The company will begin converting assets to nine Morningstar funds approved by the SEC.

Morningstar plans to swap out third-party mutual funds in its managed portfolios for funds of their own, after regulators gave nine Morningstar funds the green light this week.

The Securities and Exchange Commission on Wednesday approved nine mutual funds filed by Morningstar Funds Trust, part of the research firm’s Morningstar Investment Management unit. In turn, Morningstar held a conference call late Thursday to say it plans to replace the roughly 20 third-party active mutual funds currently used to construct the Morningstar Managed Portfolios with their own.

Since Morningstar filed for their own mutual funds late last year, critics have claimed the new vehicles created a potential conflict of interest between the researcher-turned-investment manager and investors. Morningstar said the decision to create and use its own funds will remove a layer of costs in the fee structure of its Managed Portfolios and give managers more flexibility.

“The key driver was bringing cost down for investors,” Daniel Needham, the global chief investment officer of Morningstar Investment Management, said during Thursday’s call.

Morningstar’s funds will also be sub-advised by many of the same investment managers used in the portfolios, allowing them to better express investment ideas and adjust the portfolios, the company said.

Marta Norton, who manages the new Morningstar Alternatives Fund, said during Thursday’s call that financial advisors have been asking about the process to choose sub-advisors and assured listeners it was rigorous. Among the things considered when choosing managers, Norton said fund strategy and the durability of that strategy, expenses and management turnover are all important.

Sub-advisor candidates are also submitted to the broader Morningstar Investment Management group to be evaluated.
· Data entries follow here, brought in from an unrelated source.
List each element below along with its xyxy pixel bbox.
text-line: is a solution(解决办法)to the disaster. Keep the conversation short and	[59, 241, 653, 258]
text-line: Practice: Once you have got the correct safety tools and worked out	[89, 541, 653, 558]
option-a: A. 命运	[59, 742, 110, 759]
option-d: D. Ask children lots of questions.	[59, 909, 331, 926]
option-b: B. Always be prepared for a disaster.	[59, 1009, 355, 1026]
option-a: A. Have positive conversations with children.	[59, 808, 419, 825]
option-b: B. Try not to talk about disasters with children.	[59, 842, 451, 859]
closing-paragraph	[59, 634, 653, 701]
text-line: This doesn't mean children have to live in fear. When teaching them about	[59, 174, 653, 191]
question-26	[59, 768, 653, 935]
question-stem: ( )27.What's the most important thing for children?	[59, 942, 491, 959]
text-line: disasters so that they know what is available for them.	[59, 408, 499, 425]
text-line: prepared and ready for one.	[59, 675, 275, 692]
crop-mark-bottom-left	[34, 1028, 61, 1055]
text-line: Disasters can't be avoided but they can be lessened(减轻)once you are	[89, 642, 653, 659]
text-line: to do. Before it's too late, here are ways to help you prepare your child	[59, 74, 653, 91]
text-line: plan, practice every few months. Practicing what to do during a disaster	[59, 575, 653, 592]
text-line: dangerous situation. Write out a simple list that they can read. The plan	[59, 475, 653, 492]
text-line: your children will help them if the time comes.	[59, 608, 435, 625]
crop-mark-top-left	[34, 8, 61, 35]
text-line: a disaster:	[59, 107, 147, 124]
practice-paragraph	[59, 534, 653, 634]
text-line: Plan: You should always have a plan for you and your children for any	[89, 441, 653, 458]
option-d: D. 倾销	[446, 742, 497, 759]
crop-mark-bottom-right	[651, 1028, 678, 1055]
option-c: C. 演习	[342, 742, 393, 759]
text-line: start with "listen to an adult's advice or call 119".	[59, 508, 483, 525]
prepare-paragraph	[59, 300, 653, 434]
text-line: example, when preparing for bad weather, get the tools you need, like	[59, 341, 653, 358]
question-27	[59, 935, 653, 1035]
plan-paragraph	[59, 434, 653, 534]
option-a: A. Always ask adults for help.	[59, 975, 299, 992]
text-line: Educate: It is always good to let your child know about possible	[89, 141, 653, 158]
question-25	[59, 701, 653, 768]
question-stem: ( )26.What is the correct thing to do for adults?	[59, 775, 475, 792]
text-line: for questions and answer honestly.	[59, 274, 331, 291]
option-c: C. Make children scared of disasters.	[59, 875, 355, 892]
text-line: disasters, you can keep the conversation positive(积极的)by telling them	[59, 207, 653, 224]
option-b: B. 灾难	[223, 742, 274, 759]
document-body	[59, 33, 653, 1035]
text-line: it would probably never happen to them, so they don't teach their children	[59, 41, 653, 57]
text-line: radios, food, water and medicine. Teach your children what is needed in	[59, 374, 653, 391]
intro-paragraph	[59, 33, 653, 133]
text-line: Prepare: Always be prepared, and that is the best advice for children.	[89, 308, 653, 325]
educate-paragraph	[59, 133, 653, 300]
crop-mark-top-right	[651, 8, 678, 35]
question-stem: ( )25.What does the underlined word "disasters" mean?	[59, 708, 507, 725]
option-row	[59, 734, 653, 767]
The nine mutual funds, which will not be offered as standalone investment vehicles, include the Morningstar U.S. Equity Fund, Morningstar International Equity Fund, Morningstar Global Income Fund, Morningstar Total Return Bond Fund, Morningstar Multisector Bond Fund, Morningstar Defensive Bond Fund, Morningstar Municipal Bond Fund, Morningstar Unconstrained Allocation Fund and Morningstar Alternatives Fund.

The Morningstar funds will also not receive qualitative or quantitative Morningstar ratings, at least to start. The company said once a fund has a three-year performance record, it will be eligible to receive the firm’s star rating, a measure based on a fund’s trailing risk-adjusted returns versus category peers.

Morningstar Investment Management is the third largest product based on revenue for the financial services firm, and contributed for $105 million, or about 11.6 percent of Morningstar’s consolidated revenue in 2017. The business’s contribution to consolidated revenue has shrunk in recent years. It accounted for 12.3 percent and 12.5 percent of consolidated revenue in 2016 and 2015, respectively.